Наклонив голову, чтобы Берте было удобнее расчесывать ее волосы, она вдруг вспомнила объяснение Люсинды того, как появляются дети. Так как Ян выразил горячее желание иметь детей, не исключено, что он захочет начать сегодня же ночью, и если так, то они, видимо, будут спать в одной постели.
Она нахмурилась, раздумывая над объяснением Люсинды, теперь оно показалось ей каким-то несерьезным и мало похожим на правду. Она выросла в деревне и имела представление о том, как размножаются животные, но, с другой стороны, понимала, что для людей такой отталкивающий способ вряд ли приемлем. И все же: только от того, что супруг целует в постели? Тогда почему появляются скандальные слухи, что та или иная женщина родила ребенка не от своего мужа? Очевидно, существуют и другие способы зачатия детей, и Люсинда располагает неполной информацией.
Это привело ее к мысли об их спальных комнатах. Ее апартаменты были смежными с его, и она не знала, в чьей спальне они будут спать, если он захочет лечь вместе с ней. Словно в ответ на ее невысказанный вопрос дверь, соединявшая ее спальню со спальней Яна, отворилась, и Берта испуганно подпрыгнула: как и большинство слуг Элизабет, она все еще побаивалась Яна и сердилась на него.
Бросив на него негодующий взгляд, она поспешно удалилась.
Элизабет же в отличие от нее смотрела на мужа с восхищением — такой легкой, уверенной и в то же время расслабленной походки не было больше ни у кого. На нем все еще были брюки от официальной фрачной пары, но сам фрак и жилет с шейным платком он уже снял, оставшись в белой рубашке с кружевными манжетами. Порот рубашки был расстегнут, открыв сильную загорелую шею. В таком виде он смотрелся не менее элегантно и мужественно, чем в официальном костюме.
У Элизабет на мгновение мелькнуло воспоминание о Вордсворте, но она с негодованием прогнала его.
Она встала и шагнула к нему, но тут же замерла, остановленная золотистой вспышкой в его глазах, окинувших взглядом ее тело, просвечивающее сквозь тонкую ткань рубашки. Ее охватила необъяснимая дрожь, она резко повернулась к зеркалу и в смятении провела рукой по волосам.
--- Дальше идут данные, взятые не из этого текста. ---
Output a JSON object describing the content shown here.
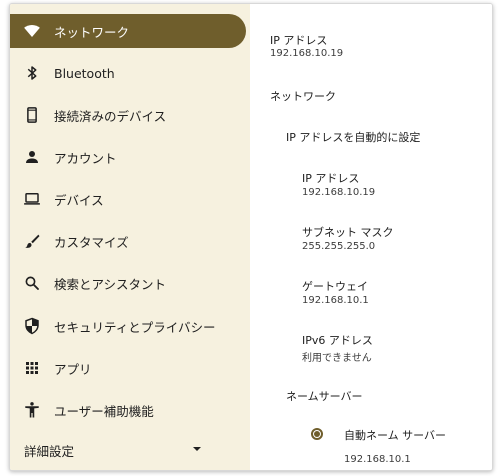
{
  "colors": {
    "accent": "#6f5e2c",
    "sidebar_bg": "#f6f1df"
  },
  "sidebar": {
    "items": [
      {
        "label": "ネットワーク",
        "icon": "wifi-icon",
        "active": true
      },
      {
        "label": "Bluetooth",
        "icon": "bluetooth-icon"
      },
      {
        "label": "接続済みのデバイス",
        "icon": "phone-icon"
      },
      {
        "label": "アカウント",
        "icon": "person-icon"
      },
      {
        "label": "デバイス",
        "icon": "laptop-icon"
      },
      {
        "label": "カスタマイズ",
        "icon": "brush-icon"
      },
      {
        "label": "検索とアシスタント",
        "icon": "search-icon"
      },
      {
        "label": "セキュリティとプライバシー",
        "icon": "shield-icon"
      },
      {
        "label": "アプリ",
        "icon": "apps-grid-icon"
      },
      {
        "label": "ユーザー補助機能",
        "icon": "accessibility-icon"
      }
    ],
    "advanced": {
      "label": "詳細設定",
      "icon": "chevron-down-icon"
    }
  },
  "content": {
    "ip_header": {
      "label": "IP アドレス",
      "value": "192.168.10.19"
    },
    "network_section": "ネットワーク",
    "auto_ip": "IP アドレスを自動的に設定",
    "fields": [
      {
        "label": "IP アドレス",
        "value": "192.168.10.19"
      },
      {
        "label": "サブネット マスク",
        "value": "255.255.255.0"
      },
      {
        "label": "ゲートウェイ",
        "value": "192.168.10.1"
      },
      {
        "label": "IPv6 アドレス",
        "value": "利用できません"
      }
    ],
    "nameserver": {
      "label": "ネームサーバー",
      "option_label": "自動ネーム サーバー",
      "selected": true,
      "value": "192.168.10.1"
    }
  }
}
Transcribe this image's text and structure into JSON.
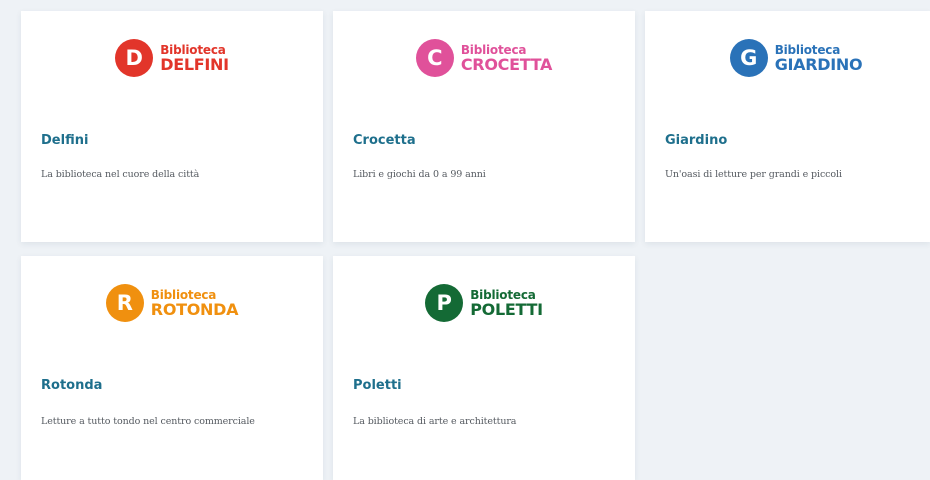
{
  "libraries": [
    {
      "logo_letter": "D",
      "logo_word": "Biblioteca",
      "logo_name": "DELFINI",
      "color": "#e2352a",
      "title": "Delfini",
      "description": "La biblioteca nel cuore della città"
    },
    {
      "logo_letter": "C",
      "logo_word": "Biblioteca",
      "logo_name": "CROCETTA",
      "color": "#e0519a",
      "title": "Crocetta",
      "description": "Libri e giochi da 0 a 99 anni"
    },
    {
      "logo_letter": "G",
      "logo_word": "Biblioteca",
      "logo_name": "GIARDINO",
      "color": "#2a72b8",
      "title": "Giardino",
      "description": "Un'oasi di letture per grandi e piccoli"
    },
    {
      "logo_letter": "R",
      "logo_word": "Biblioteca",
      "logo_name": "ROTONDA",
      "color": "#f0900f",
      "title": "Rotonda",
      "description": "Letture a tutto tondo nel centro commerciale"
    },
    {
      "logo_letter": "P",
      "logo_word": "Biblioteca",
      "logo_name": "POLETTI",
      "color": "#146a35",
      "title": "Poletti",
      "description": "La biblioteca di arte e architettura"
    }
  ],
  "theme": {
    "title_color": "#1e6f8c",
    "background": "#eef2f6"
  }
}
Ян подошел к ней сзади и паял за плечи.
В зеркале она видела, как он опустил голову, и почувствовала на шее теплое прикосновение его губ, отчего по ее телу прошла сладкая дрожь.
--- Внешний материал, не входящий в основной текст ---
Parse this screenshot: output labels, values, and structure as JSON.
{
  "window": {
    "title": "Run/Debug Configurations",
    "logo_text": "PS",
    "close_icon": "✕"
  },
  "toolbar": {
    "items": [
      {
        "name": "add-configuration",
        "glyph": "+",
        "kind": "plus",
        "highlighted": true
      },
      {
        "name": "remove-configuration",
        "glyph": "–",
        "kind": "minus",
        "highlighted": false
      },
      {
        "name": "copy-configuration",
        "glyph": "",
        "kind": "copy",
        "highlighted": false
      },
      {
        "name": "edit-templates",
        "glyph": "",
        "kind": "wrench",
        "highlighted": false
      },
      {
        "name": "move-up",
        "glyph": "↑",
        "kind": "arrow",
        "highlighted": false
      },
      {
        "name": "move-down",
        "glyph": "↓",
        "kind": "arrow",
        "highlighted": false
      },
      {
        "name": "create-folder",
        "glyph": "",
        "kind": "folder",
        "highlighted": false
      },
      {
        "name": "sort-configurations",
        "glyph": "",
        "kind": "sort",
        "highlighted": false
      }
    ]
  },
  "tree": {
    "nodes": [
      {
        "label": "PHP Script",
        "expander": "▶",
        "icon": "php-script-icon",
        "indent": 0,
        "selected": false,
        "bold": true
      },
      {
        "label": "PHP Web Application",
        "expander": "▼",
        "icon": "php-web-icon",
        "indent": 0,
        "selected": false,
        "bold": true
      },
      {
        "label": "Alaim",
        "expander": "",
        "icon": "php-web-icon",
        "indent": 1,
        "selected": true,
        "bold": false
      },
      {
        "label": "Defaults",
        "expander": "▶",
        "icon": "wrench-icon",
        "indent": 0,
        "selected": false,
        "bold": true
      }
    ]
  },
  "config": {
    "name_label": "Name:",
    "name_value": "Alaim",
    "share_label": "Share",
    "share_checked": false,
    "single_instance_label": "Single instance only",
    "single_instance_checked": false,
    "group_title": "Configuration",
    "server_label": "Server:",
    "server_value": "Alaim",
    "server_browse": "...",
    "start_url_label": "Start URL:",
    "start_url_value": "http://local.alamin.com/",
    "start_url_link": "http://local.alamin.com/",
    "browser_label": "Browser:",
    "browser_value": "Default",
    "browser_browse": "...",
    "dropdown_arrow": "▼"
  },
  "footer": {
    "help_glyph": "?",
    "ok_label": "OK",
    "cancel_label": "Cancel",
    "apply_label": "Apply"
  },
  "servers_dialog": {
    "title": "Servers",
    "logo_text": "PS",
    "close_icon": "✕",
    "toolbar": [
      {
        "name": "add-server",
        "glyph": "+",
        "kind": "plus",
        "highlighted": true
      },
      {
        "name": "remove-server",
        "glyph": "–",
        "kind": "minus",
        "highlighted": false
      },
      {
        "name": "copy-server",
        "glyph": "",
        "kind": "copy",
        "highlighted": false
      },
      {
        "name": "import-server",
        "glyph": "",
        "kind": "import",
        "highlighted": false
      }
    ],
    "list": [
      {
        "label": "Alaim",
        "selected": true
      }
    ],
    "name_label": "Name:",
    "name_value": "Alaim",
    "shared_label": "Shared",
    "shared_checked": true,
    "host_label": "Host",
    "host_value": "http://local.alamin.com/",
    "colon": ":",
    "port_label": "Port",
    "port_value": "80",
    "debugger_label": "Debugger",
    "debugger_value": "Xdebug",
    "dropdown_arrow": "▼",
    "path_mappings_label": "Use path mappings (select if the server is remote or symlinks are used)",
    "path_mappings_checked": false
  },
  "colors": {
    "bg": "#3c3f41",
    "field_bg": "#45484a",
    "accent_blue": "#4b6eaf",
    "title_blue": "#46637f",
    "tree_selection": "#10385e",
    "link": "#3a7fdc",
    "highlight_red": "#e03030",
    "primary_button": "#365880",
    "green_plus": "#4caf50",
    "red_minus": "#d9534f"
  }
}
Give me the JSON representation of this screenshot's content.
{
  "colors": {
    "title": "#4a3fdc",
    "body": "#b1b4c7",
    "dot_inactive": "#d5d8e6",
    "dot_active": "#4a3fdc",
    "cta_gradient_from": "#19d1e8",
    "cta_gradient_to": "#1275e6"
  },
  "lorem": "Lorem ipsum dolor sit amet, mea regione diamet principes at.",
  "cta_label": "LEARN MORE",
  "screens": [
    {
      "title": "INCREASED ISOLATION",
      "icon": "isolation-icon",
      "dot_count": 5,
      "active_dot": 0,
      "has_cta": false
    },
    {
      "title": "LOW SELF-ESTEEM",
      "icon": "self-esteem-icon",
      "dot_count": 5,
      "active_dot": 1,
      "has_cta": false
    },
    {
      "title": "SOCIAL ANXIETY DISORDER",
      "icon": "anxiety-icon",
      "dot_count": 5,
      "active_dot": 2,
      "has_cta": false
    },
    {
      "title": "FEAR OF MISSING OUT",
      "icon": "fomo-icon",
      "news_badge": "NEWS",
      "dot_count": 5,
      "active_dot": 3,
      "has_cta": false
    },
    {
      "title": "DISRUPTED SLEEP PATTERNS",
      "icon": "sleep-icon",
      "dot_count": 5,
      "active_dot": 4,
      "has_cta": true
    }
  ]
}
— Ты дрожишь, — сказал Ян таким ласковым голосом, какого она никогда еще не слышала.
— Я знаю, — призналась она дрожащим голосом. — Только не знаю почему.
Его губы изогнулись в улыбке.
— Не знаешь? — тихо спросил он. Элизабет покачала головой. Ей очень хотелось повернуться к нему и умолять его рассказать, что случилось с Робертом, и в то же время она боялась услышать его ответ, боялась испортить эту ночь своими подозрениями, которые наверняка совершенно беспочвенны. И не менее страшно ей было узнать, что ждет ее в этой постели….
Не в силах оторвать от него взгляд, Элизабет наблюдала в зеркале, как его рука скользнула ей на талию и потянула назад, пока она не ощутила спиной его крепкую грудь. Он снова наклонил голову и прижал ее крепче, потом стал медленно целовать ее в ухо, его рука скользнула вверх, к плечу, спустила с него рубашку и стала искать ее грудь.
Он медленно повернул ее к себе, снова поцеловал, на этот раз медленнее.
Его руки привлекли ее ближе, и, захваченная будоражащими ощущениями, которые каждый раз пробуждали в ней его поцелуи, Элизабет ответила на его поцелуй. Ее руки замкнулись у него на шее, и в то же мгновение, как она сделала это, он подхватил ее на руки и понес в свою спальню, где на возвышении стояла огромная кровать.
От страстного поцелуя у нее закружилась голова, поэтому Ян осторожно придержал ее, когда поставил снова на ноги. Но когда его пальцы потянулись к лентам на плече, которые удерживали рубашку, она увернулась от его поцелуя и автоматически накрыла его руку своей.
— Что ты делаешь? — тревожным шепотом спросила она. Его пальцы замерли, и
Ян перевел на нее затуманенный взгляд.
Вопрос застал его врасплох, но, заглянув в зеленые глаза, Ян понял ее беспокойство.
— А как ты думаешь, что я делаю? — осторожно переспросил он. Она заколебалась, словно боясь произнести вслух такое ужасное предположение, затем тихим голосом неохотно произнесла:
— Раздеваешь меня.
— И это тебя удивляет?
— Удивляет? Конечно. А почему это не должно меня удивлять? — спросила Элизабет, все больше сомневаясь в том, что говорила ей Люсинда.